Last week Tuesday, Secretary of State Hillary Clinton announced that the United States would begin pursuing a new space arms-control initiative with the European Union and other nations around the world. 

The initiative is known as the International Code of Conduct for Outer Space Activities and is ostensibly designed to address two main issues: space debris and “irresponsible actors.” 

Space junk is certainly a problem.  According to NASA, there are more than 500,000 pieces of space junk debris surrounding the Earth, and about 22,000 of these pieces are approximately as big as a human fist. 

But the biggest issue with space junk is not that it orbits the earth and crowds the atmosphere, it’s that occasionally falls back to earth. 

Just last month, a Russian satellite fragment crashed right through the roof of a Siberian man’s home, nearly killing him.  And on Jan. 15, Russia’s Mars probe ‘Phobos-Grunt’ came crashing back to earth; thankfully no one was injured.  

So one could argue that if the sole purpose of the agreement was to crackdown on litterbugs in space, then it would be totally worthwhile.  But it’s not, according to critics.

Critics see the code of conduct’s “irresponsible actors” component as nothing more than a way of putting self-imposed restrictions on the U.S. military’s space related-activities. 

John R. Bolton, a former U.N. ambassador told the Washington Times that the initiative is symptomatic of the Obama Administration’s ideological commitment to arms talks. 

“This is mindless,” Mr.
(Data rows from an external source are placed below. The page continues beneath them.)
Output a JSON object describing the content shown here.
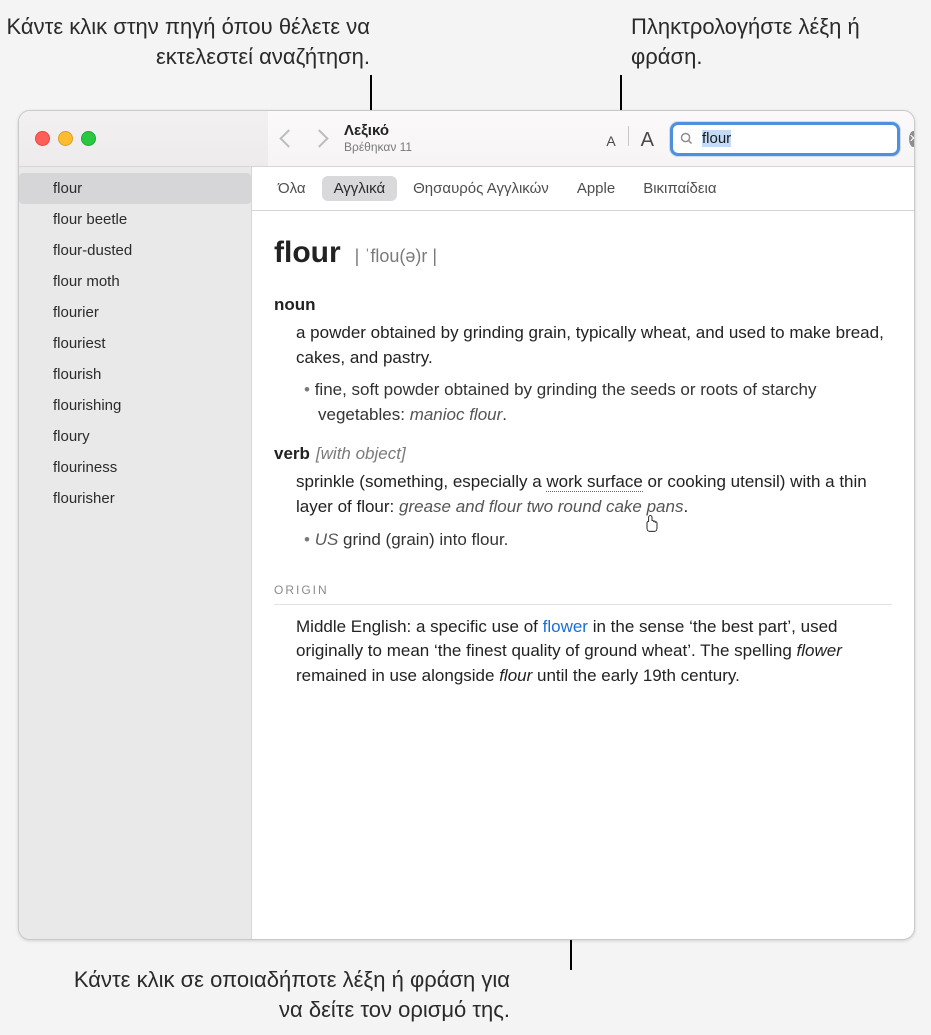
{
  "callouts": {
    "top_left": "Κάντε κλικ στην πηγή όπου θέλετε να εκτελεστεί αναζήτηση.",
    "top_right": "Πληκτρολογήστε λέξη ή φράση.",
    "bottom": "Κάντε κλικ σε οποιαδήποτε λέξη ή φράση για να δείτε τον ορισμό της."
  },
  "window": {
    "title": "Λεξικό",
    "subtitle": "Βρέθηκαν 11"
  },
  "toolbar": {
    "font_small": "A",
    "font_large": "A",
    "search_value": "flour",
    "clear_glyph": "✕"
  },
  "sources": {
    "items": [
      {
        "label": "Όλα",
        "active": false
      },
      {
        "label": "Αγγλικά",
        "active": true
      },
      {
        "label": "Θησαυρός Αγγλικών",
        "active": false
      },
      {
        "label": "Apple",
        "active": false
      },
      {
        "label": "Βικιπαίδεια",
        "active": false
      }
    ]
  },
  "sidebar": {
    "items": [
      {
        "label": "flour",
        "selected": true
      },
      {
        "label": "flour beetle"
      },
      {
        "label": "flour-dusted"
      },
      {
        "label": "flour moth"
      },
      {
        "label": "flourier"
      },
      {
        "label": "flouriest"
      },
      {
        "label": "flourish"
      },
      {
        "label": "flourishing"
      },
      {
        "label": "floury"
      },
      {
        "label": "flouriness"
      },
      {
        "label": "flourisher"
      }
    ]
  },
  "entry": {
    "headword": "flour",
    "pronunciation": "| ˈflou(ə)r |",
    "noun": {
      "pos": "noun",
      "def": "a powder obtained by grinding grain, typically wheat, and used to make bread, cakes, and pastry.",
      "sub_prefix": "fine, soft powder obtained by grinding the seeds or roots of starchy vegetables: ",
      "sub_example": "manioc flour"
    },
    "verb": {
      "pos": "verb",
      "grammar": "[with object]",
      "def_pre": "sprinkle (something, especially a ",
      "def_term": "work surface",
      "def_post": " or cooking utensil) with a thin layer of flour: ",
      "def_example": "grease and flour two round cake pans",
      "sub_region": "US",
      "sub_text": " grind (grain) into flour."
    },
    "origin": {
      "heading": "ORIGIN",
      "pre": "Middle English: a specific use of ",
      "link": "flower",
      "mid": " in the sense ‘the best part’, used originally to mean ‘the finest quality of ground wheat’. The spelling ",
      "em1": "flower",
      "mid2": " remained in use alongside ",
      "em2": "flour",
      "post": " until the early 19th century."
    }
  }
}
Bolton said in an email. “The last thing the United States needs is a space code of conduct. The ideology of arms control has already failed in the Russian ‘reset’ policy, and it is sure to fail here as well.”

Also expressing concern about the code of conduct was Retired Air Force Lt. Gen. Thomas McInerney.
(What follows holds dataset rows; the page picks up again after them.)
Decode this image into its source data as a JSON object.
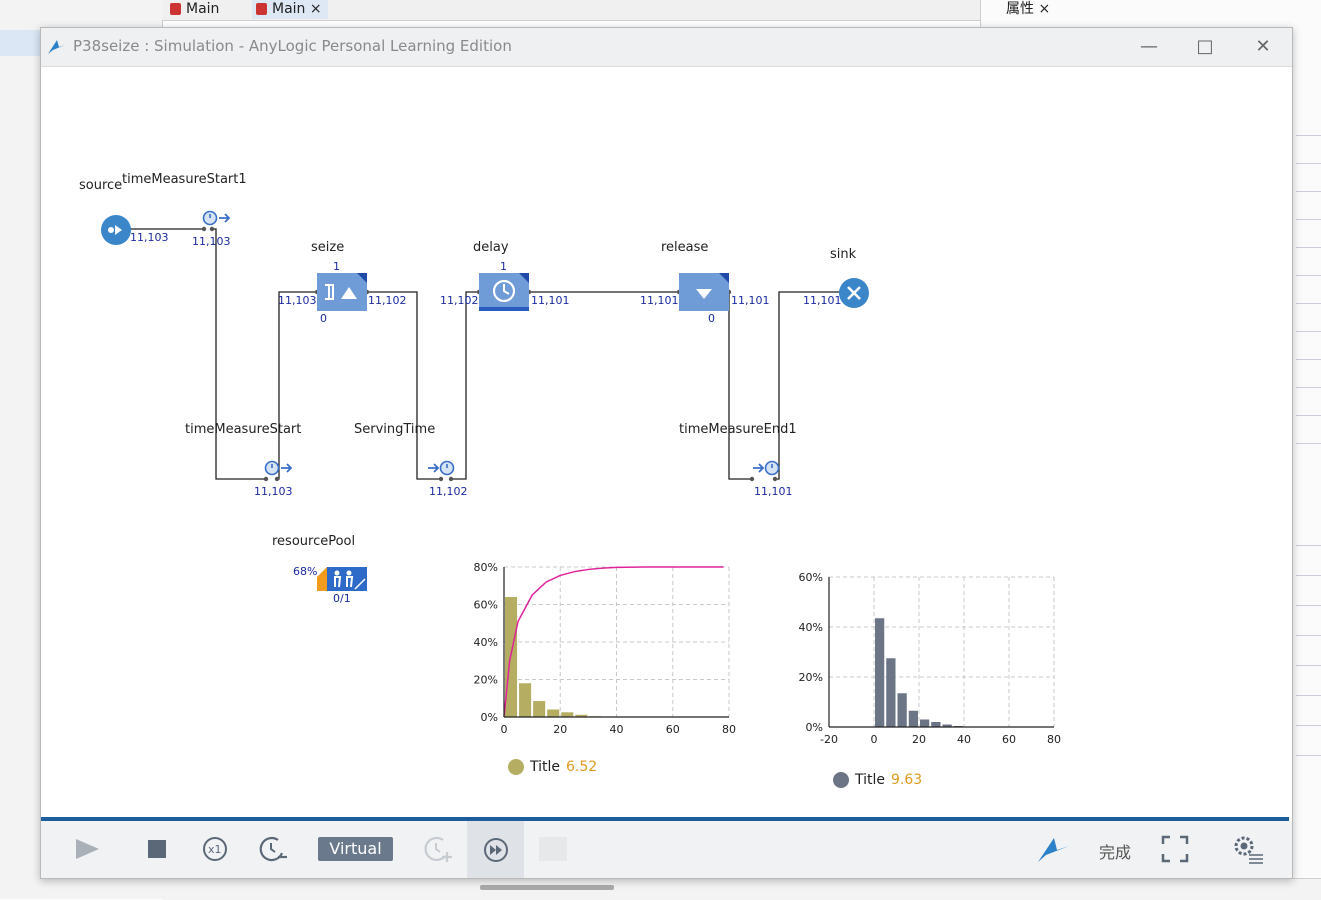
{
  "ide": {
    "tabs": [
      "Main",
      "Main"
    ],
    "right_tab": "属性"
  },
  "window": {
    "title": "P38seize : Simulation - AnyLogic Personal Learning Edition"
  },
  "blocks": {
    "source": {
      "label": "source",
      "count": "11,103"
    },
    "timeMeasureStart1": {
      "label": "timeMeasureStart1",
      "count": "11,103"
    },
    "seize": {
      "label": "seize",
      "top": "1",
      "in": "11,103",
      "out": "11,102",
      "bottom": "0"
    },
    "delay": {
      "label": "delay",
      "top": "1",
      "in": "11,102",
      "out": "11,101"
    },
    "release": {
      "label": "release",
      "in": "11,101",
      "out": "11,101",
      "bottom": "0"
    },
    "sink": {
      "label": "sink",
      "in": "11,101"
    },
    "timeMeasureStart": {
      "label": "timeMeasureStart",
      "count": "11,103"
    },
    "ServingTime": {
      "label": "ServingTime",
      "count": "11,102"
    },
    "timeMeasureEnd1": {
      "label": "timeMeasureEnd1",
      "count": "11,101"
    },
    "resourcePool": {
      "label": "resourcePool",
      "util": "68%",
      "ratio": "0/1"
    }
  },
  "toolbar": {
    "virtual_label": "Virtual",
    "done_label": "完成"
  },
  "chart_data": [
    {
      "type": "bar",
      "title": "",
      "x": [
        2.5,
        7.5,
        12.5,
        17.5,
        22.5,
        27.5,
        32.5,
        37.5
      ],
      "values": [
        64,
        18,
        8.5,
        4,
        2.5,
        1.2,
        0.4,
        0.2
      ],
      "cdf_x": [
        0,
        2,
        5,
        10,
        15,
        20,
        25,
        30,
        35,
        40,
        50,
        60,
        70,
        78
      ],
      "cdf_y": [
        0,
        30,
        51,
        65,
        72,
        75.5,
        77.5,
        78.7,
        79.4,
        79.8,
        80,
        80,
        80,
        80
      ],
      "xlim": [
        0,
        80
      ],
      "ylim": [
        0,
        80
      ],
      "xticks": [
        "0",
        "20",
        "40",
        "60",
        "80"
      ],
      "yticks": [
        "0%",
        "20%",
        "40%",
        "60%",
        "80%"
      ],
      "legend": {
        "label": "Title",
        "value": "6.52"
      },
      "bar_color": "#b5ad62",
      "line_color": "#e0239b",
      "grid": true
    },
    {
      "type": "bar",
      "title": "",
      "x": [
        2.5,
        7.5,
        12.5,
        17.5,
        22.5,
        27.5,
        32.5,
        37.5,
        42.5,
        47.5
      ],
      "values": [
        43.5,
        27.5,
        13.5,
        6.5,
        3,
        2,
        1,
        0.4,
        0.2,
        0.1
      ],
      "xlim": [
        -20,
        80
      ],
      "ylim": [
        0,
        60
      ],
      "xticks": [
        "-20",
        "0",
        "20",
        "40",
        "60",
        "80"
      ],
      "yticks": [
        "0%",
        "20%",
        "40%",
        "60%"
      ],
      "legend": {
        "label": "Title",
        "value": "9.63"
      },
      "bar_color": "#6b7585",
      "grid": true
    }
  ]
}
“U.S. military activities in space are a key strategic advantage for the United States,” Gen. McInerney told the Washington Times. “Any agreements that limit or constrain military space activities must be approached with extreme caution.”

But Clinton insists that it will not curtail military-related activities in space or negatively impact national security defense systems. 
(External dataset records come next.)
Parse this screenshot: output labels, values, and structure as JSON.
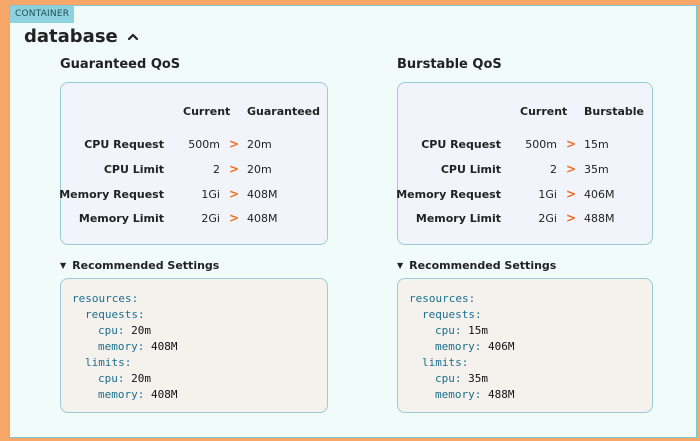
{
  "container": {
    "tag": "CONTAINER",
    "name": "database"
  },
  "guaranteed": {
    "title": "Guaranteed QoS",
    "headers": {
      "current": "Current",
      "target": "Guaranteed"
    },
    "rows": [
      {
        "label": "CPU Request",
        "current": "500m",
        "target": "20m"
      },
      {
        "label": "CPU Limit",
        "current": "2",
        "target": "20m"
      },
      {
        "label": "Memory Request",
        "current": "1Gi",
        "target": "408M"
      },
      {
        "label": "Memory Limit",
        "current": "2Gi",
        "target": "408M"
      }
    ],
    "recommended_label": "Recommended Settings",
    "yaml": {
      "resources": "resources",
      "requests": "requests",
      "limits": "limits",
      "req_cpu_key": "cpu",
      "req_cpu": "20m",
      "req_mem_key": "memory",
      "req_mem": "408M",
      "lim_cpu_key": "cpu",
      "lim_cpu": "20m",
      "lim_mem_key": "memory",
      "lim_mem": "408M"
    }
  },
  "burstable": {
    "title": "Burstable QoS",
    "headers": {
      "current": "Current",
      "target": "Burstable"
    },
    "rows": [
      {
        "label": "CPU Request",
        "current": "500m",
        "target": "15m"
      },
      {
        "label": "CPU Limit",
        "current": "2",
        "target": "35m"
      },
      {
        "label": "Memory Request",
        "current": "1Gi",
        "target": "406M"
      },
      {
        "label": "Memory Limit",
        "current": "2Gi",
        "target": "488M"
      }
    ],
    "recommended_label": "Recommended Settings",
    "yaml": {
      "resources": "resources",
      "requests": "requests",
      "limits": "limits",
      "req_cpu_key": "cpu",
      "req_cpu": "15m",
      "req_mem_key": "memory",
      "req_mem": "406M",
      "lim_cpu_key": "cpu",
      "lim_cpu": "35m",
      "lim_mem_key": "memory",
      "lim_mem": "488M"
    }
  },
  "arrow_glyph": ">",
  "colors": {
    "accent": "#f26a1b",
    "border": "#9ccbd8",
    "key": "#1a6f8f"
  }
}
“A code of conduct will help maintain the long-term sustainability, safety, stability and security of space by establishing guidelines for the responsible use of space,” said Clinton. “As we begin this work, the United States has made clear to our partners that we will not enter into a code of conduct that in any way constrains our national security-related activities in space or our ability to protect the United States and our allies.”

Much like the U.N.’s Arms Trade Treaty, until it’s close to becoming finalized there’s not much one can do except keep an eye on the discussions and the language being tossed around.  We’ll keep you posted as this international code of conduct begins to take shape.